The Questionable Penalty of the Death sentence
In the day in day out production and enforcement of laws by our government and police authorities, it is a common occurrence for a concern to come up that is layered with emotional and ethical questions. At the legal level even today, our federal government is battling with problems involving cloning and stem cell research and searching for a middle ground in between the ethical, ethical and spiritual problems versus the scientific benefit that may originate from the practice.
One of the fantastic arguments has been ongoing in American society over it’s history has been over whether it is ethical and best to utilize the death sentence as a penalty for abhorrent crimes. Whether one is for abolishing this form of punishment or on the side of using it as a simply result for a criminal, there is no question that the problem itself is a challenging one to choose.
The arguments for or against the death penalty are typically not provided from a legal point of view. The positions taken by those both for and against the law fall under a few general categories …
. The argument from morality versus the capital punishment. That it is unethical for a simply society to take a life, even if it is of a wrongdoer who themselves have taken life.
. The argument from morality for the death penalty. That it is simply for the life of one convicted of an abhorrent criminal offense to lose their lives as an appropriate outcome of that criminal activity.

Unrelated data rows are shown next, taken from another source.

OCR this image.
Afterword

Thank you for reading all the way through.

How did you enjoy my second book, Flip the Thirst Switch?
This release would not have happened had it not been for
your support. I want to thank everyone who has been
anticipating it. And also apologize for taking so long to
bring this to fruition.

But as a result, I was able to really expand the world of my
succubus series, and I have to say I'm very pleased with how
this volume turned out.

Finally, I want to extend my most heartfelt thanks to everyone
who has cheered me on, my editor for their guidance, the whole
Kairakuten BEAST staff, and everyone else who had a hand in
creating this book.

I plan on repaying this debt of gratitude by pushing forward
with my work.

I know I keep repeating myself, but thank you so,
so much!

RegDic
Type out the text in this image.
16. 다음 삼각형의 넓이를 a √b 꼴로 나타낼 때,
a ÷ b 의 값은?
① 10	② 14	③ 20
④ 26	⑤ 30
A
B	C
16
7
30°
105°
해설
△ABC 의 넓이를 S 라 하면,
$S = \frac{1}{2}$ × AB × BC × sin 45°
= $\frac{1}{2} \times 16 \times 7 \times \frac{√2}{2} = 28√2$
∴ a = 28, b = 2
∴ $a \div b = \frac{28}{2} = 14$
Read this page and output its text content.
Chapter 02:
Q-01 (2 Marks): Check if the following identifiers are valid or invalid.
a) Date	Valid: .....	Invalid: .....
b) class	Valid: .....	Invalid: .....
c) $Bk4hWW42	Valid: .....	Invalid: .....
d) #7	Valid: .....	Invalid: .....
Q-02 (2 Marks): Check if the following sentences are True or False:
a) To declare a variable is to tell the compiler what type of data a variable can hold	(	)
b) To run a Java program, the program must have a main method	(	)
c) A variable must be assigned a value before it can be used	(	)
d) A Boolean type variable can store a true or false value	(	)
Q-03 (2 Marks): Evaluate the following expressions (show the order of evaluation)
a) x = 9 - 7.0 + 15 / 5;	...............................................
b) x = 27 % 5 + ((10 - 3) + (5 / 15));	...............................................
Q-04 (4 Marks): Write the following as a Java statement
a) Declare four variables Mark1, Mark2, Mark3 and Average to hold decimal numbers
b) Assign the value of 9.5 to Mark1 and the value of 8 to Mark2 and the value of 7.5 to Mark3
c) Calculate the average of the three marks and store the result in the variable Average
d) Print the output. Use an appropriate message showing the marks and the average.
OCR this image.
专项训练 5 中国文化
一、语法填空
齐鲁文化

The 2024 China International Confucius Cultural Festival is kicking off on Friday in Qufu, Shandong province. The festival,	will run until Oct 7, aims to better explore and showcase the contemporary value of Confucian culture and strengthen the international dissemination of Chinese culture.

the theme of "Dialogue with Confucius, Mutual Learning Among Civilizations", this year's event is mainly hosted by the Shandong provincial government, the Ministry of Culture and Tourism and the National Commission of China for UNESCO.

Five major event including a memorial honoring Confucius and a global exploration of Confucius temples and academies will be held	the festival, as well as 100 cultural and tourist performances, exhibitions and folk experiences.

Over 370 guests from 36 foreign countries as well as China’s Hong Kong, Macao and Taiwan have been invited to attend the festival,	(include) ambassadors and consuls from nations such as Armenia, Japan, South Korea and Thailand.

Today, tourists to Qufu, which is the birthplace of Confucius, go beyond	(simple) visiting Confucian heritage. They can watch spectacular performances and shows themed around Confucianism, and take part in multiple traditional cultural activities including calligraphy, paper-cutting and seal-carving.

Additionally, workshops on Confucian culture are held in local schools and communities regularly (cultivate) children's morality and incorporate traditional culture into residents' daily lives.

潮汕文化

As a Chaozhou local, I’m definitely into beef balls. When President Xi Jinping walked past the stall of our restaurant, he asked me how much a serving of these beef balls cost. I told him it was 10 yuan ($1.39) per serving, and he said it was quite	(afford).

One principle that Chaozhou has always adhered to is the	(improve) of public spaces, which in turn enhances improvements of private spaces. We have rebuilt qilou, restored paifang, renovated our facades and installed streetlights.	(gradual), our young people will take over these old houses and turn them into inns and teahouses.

That particular criminal offenses must always be defined as so grievous that the one dedicating this crime must not continue to live which it is the duty of the legal system to eliminate such individuals from society by means of the capital punishment.
. The argument that the death penalty does or does not make up cruel or uncommon punishment.
. The argument that God requires the death of the killer under the “and eye for an eye” statute from the Hebrew Old Testimony.
. The argument that God requires the forgiveness of even the murderer as part of the theology of the Christian New Testimony.
. The argument from economy that it costs less to carry out a criminal than to keep them in prison for life.
. The argument that the most abhorrent crook might be rehabilitated to end up being an efficient member of society.
. The argument from revenge, that the household of victims of heinous crimes deserve to see the killers of their enjoyed ones carried out.
. The argument from closure that for those same households and for society, seeing the death of a heinous criminal aids in the grief procedure by providing closure when we see the guilty appropriately punished.
It is simple to see why this problem is so emotionally charged and continues to be one of dispute and dialog both at the governmental level and in political and religious circles.
It really isn’t really logical to think about a law or the attempt by lawmakers to frame this concern into legislation as moral or immoral. In our representative kind of federal government, those who would make laws have clear cut guidelines on how they will decide exactly what will or will not become the unwritten law.
The top level requirements for what ends up being a law in this country is the will of individuals. This can be difficult to figure out especially in a concern that has fervent followers on both sides. The will of the people is not the sole criteria for a law as the electorate might not be aware of the legal grounds for a law or of the precedent in legal systems that were the background for our system of government. Once again, reasons can be found in legal precedent that could be utilized to justify the legalization of the capital punishment or the banning of it.
Lastly law makers will rely on the consideration of the effectiveness of a system of justice and in doing so attempt to identify if the capital punishment works. There are almost as numerous research studies to show that the death penalty does not reduce crime as program the reverse. It is similarly hard to prove the executing criminals saves loan compared to life in jail. But no matter what side of the concern we come down on, there is no question that this will be a continuous debate in society for years to come.